Jonathan Fitchew

When hiring into a business, the process doesn’t end with a signature on the contract. As any hiring manager will testify, ‘recruitment’ can stretch for weeks or even months post-placement. Regardless of experience, your recruit doesn’t know your business, your product or your market. They may have some insight or transferable experience - but there’s no such thing as an instant hire.

There will always be some degree of hand-holding in the early stages. The question is: how do we strike a balance between supporting and micro-managing? When we fail to hit that sweet spot, we not only stand in the way of employer and employee working profitably together - we risk suffocating our recruits. Let’s consider for a moment what happens when people don’t feel they have the power of autonomy to make their own decisions (just look at the Brexit debate). Simply put, they will either demand change or leave the employer in question.

When people start in a new position, their engagement is the highest it will be at any stage in their careers. The desire to go the extra mile translates into higher productivity, buy-in to business objectives and the initiative to champion change. It’s vital to give that drive some direction. So, as employers, we provide guidelines, boundaries and support.

But start centralising power or micro-managing and those hires lose both their value and their appetite. Keep up the practice and we’ll land ourselves with either high levels of staff turnover or, worse still, a stifled workforce that is hesitant to work towards unified business objectives. Neither spells out long-term success.

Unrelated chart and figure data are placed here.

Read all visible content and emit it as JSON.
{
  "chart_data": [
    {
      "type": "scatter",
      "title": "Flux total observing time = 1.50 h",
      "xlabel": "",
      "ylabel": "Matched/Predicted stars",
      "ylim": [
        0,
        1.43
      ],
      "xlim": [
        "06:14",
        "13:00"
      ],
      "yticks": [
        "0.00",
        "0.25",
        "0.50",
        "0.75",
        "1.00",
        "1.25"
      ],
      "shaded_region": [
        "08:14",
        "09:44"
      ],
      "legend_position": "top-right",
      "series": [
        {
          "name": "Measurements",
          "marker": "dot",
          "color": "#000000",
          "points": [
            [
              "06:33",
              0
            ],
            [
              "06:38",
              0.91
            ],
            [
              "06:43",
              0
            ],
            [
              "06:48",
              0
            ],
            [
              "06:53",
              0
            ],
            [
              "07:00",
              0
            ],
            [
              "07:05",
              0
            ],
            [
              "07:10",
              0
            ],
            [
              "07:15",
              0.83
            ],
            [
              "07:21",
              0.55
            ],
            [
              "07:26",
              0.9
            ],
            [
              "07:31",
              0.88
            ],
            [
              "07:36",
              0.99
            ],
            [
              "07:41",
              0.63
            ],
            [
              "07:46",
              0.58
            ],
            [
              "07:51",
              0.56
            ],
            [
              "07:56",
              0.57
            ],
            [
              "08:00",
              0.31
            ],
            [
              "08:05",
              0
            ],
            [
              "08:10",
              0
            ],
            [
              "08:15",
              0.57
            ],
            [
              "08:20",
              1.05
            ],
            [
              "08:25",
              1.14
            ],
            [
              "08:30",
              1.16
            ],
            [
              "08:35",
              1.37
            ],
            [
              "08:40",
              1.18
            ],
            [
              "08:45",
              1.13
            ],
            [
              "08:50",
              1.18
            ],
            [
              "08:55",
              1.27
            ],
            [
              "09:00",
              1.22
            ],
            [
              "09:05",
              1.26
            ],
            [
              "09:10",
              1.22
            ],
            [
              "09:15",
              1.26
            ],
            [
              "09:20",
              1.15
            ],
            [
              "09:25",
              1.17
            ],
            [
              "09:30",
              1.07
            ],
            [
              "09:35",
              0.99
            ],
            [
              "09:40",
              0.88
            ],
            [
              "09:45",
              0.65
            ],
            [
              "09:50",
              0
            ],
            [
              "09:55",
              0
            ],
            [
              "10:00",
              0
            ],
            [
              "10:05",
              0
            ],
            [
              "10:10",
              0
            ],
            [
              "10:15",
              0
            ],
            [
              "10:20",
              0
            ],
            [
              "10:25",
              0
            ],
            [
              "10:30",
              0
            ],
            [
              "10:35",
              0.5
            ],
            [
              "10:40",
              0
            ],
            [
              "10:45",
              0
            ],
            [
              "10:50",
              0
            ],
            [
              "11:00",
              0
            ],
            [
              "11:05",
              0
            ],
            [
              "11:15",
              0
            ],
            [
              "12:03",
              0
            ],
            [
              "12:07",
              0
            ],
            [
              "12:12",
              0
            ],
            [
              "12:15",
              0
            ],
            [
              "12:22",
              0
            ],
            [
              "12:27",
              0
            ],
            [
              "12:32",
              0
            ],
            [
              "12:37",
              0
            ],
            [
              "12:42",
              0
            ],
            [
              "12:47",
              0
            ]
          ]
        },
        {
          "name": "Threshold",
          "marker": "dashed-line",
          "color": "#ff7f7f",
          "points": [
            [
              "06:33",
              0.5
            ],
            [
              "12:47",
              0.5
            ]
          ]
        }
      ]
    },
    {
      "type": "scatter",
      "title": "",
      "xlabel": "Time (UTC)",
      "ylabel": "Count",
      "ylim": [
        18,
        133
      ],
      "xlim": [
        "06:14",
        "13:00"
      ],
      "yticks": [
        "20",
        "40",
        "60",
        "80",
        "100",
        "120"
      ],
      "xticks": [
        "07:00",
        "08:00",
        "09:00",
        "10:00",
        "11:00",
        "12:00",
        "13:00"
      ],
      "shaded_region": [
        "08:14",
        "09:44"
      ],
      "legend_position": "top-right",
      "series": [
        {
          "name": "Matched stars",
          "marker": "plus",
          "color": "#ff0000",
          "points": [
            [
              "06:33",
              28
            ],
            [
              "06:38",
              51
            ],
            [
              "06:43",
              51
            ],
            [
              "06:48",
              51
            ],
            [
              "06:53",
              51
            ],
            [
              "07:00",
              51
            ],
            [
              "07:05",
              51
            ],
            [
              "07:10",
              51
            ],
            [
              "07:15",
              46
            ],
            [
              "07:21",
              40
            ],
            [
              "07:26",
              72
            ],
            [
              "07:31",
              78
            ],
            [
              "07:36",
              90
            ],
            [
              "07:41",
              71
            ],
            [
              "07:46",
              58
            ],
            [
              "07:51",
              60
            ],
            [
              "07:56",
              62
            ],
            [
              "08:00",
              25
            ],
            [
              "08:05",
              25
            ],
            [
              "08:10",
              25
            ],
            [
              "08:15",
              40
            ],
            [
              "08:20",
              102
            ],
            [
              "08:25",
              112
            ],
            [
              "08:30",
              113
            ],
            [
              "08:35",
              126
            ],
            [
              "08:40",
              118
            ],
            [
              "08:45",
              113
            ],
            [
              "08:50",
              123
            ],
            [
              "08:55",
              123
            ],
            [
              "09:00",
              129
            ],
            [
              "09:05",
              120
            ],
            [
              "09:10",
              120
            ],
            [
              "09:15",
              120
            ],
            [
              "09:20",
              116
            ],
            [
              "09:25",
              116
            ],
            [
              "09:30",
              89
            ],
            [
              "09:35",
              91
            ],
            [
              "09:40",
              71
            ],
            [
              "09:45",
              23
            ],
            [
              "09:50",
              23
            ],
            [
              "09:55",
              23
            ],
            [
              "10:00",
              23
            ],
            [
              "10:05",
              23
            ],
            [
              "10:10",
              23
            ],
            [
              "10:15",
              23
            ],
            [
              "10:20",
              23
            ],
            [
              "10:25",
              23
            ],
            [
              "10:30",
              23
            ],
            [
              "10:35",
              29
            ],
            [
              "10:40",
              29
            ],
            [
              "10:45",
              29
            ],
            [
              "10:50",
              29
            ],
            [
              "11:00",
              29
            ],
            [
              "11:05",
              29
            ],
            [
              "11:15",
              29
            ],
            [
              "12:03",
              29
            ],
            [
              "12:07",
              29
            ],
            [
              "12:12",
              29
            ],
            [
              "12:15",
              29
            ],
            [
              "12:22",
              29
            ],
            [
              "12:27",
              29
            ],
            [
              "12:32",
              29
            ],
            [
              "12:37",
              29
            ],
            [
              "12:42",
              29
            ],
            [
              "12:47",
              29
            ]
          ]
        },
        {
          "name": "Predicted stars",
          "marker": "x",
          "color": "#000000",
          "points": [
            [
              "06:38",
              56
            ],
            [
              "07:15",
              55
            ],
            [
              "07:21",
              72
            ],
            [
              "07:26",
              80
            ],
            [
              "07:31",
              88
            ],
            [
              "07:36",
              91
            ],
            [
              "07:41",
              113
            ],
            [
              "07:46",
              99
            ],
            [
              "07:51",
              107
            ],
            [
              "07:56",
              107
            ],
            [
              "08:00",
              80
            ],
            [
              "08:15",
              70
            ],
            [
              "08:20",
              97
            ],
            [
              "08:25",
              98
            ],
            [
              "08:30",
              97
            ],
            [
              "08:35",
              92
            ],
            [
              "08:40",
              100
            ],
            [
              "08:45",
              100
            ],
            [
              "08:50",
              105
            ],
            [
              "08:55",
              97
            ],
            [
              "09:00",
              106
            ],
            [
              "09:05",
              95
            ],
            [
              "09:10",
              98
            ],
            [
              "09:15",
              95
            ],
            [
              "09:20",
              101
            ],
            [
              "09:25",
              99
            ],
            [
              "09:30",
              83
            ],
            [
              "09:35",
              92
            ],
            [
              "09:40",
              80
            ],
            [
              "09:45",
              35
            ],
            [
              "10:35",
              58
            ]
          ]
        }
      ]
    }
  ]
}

So let’s re-negotiate the terms (better than Cameron, preferably). When hiring, entrust individuals with greater autonomy, let them demonstrate initiative and ‘own’ their roles. Let them shape their own path. Yes, they will make mistakes. Safeguards and successful middle-management will offset those risks. However, with freedom comes creativity: so not only will your hires deliver, they will exceed expectations.

A Brexit is a backlash against micro-management - albeit on a national scale. Given the divided polls, it’s clear neither extreme satisfies all. But can we strike a balance between governance and autonomy? That’s a union I’d be interested in.